New rogue is SpyAxe clone

Posted by Suzi Turner @ 10:01 pm

Categories: Spyware/adware warnings

Tags:

I just learned about new supposed anti-spyware program, an identical twin to SpyAxe. SpyAxe got number one on the 2005 top ten rogue anti-spyware list. This new app is called SpywareStrike and I wouldn’t be surprised to hear that it is downloaded with spyware just like its twin SpyAxe. the SpywareStrike website is identical to the SpyAxe site except for the name.  The domain registration information looks familiar, too.

Domain Name: SPYWARESTRIKE.COM

Registrant:
    Keramitsu  LLC
    David Alan Taylor       
    321th Melburn Street
    Seattle
    Washington,98107
    US
    Tel. +207.9545521

Like the SpyAxe.com registration information, this looks bogus. The domain is also registered through Estdomains, which I recently found out is an ICANN accredited registrar. (Shame on ICANN.)  The website shares the IP address with SpyAxe.com and is hosted by Netcathosting in the Ukraine.  Netcathosting got SANS most hated IP of the year.

A new fake security site is starting to show up on anti-spyware help forums, securitycaution.com (link goes to whois information, not the site). You can see a screenshot of the website here.  When I went to the page, it popped up a fake Internet Explorer warning saying I’m infected with spyware with a link to an "official Anti-Spyware website". The page says "Your private info is collected by W32.Sinnaka.A@mm", just like the other bogus security sites we’ve seen. The web page is advertising several anti-spyware programs, all on the Rogue/Suspect Anti-Spyware list. 

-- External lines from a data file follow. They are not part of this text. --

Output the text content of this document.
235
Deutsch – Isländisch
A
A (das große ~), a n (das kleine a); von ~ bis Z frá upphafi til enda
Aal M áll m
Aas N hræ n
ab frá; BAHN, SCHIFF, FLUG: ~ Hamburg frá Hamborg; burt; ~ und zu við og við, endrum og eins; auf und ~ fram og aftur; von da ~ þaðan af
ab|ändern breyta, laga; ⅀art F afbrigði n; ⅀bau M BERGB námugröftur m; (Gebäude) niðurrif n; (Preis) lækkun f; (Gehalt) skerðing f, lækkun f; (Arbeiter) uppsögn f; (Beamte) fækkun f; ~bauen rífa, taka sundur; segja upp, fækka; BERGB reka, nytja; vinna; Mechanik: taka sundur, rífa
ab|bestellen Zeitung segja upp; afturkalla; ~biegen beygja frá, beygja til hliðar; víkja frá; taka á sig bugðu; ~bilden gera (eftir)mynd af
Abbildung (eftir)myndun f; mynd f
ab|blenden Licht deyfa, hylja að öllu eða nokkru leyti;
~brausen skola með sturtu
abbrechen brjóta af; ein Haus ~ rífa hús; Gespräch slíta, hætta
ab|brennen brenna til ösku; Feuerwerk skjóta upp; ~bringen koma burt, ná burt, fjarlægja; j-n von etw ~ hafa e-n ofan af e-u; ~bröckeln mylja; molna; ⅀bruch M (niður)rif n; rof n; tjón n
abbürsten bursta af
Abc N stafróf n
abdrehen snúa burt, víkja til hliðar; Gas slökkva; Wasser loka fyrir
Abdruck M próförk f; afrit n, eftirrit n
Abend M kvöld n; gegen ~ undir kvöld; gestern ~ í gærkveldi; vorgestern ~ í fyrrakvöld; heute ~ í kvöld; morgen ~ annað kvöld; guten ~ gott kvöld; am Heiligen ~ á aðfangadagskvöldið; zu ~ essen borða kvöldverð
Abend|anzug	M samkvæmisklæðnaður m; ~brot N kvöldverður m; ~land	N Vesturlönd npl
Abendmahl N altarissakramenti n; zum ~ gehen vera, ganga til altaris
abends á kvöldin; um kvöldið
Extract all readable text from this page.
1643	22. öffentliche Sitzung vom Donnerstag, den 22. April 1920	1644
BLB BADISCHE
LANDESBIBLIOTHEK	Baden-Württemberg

In all the WMF exploit excitement, I didn’t get a chance to blog a great write up by Mark Russinovich, (he’s the Sysinternals programmer that broke the Sony DRM rootkit story.)  Mark wrote about the Antispyware Conspiracy. Highly recommended reading. Excerpt:

The most innocuous of malware-like antimalware behaviors is to advertise with web site banners and popups that mislead average users into thinking that they have a malware problem. Most of the advertisements look like Windows error dialogs complete with Yes and No buttons, and although the word "advertisement" sometimes appears on the dialog background, the notice is usually small, faded and far from the area where users focus their attention. Even more unlike Windows dialogs, however, is the fact that clicking anywhere on the image, even the part that looks like a No button, results in the browser following the underlying link to the target page.

Mark provides screenshots and detailed descriptions of the deceptive practices.

In other news, Brian Krebs at SecurityFix wrote about the two rogue anti-spyware companies sued by the FTC last year. MAXTHEATER, INC. and Trustsoft settled with the FTC. The FTC release can be found here.

Unfortunately, I don’t think the FTC can take any action against the people behind SpyAxe and similar rogues that are hosted in places like the Ukraine and have domains registered through rogue registrars like Estdomains.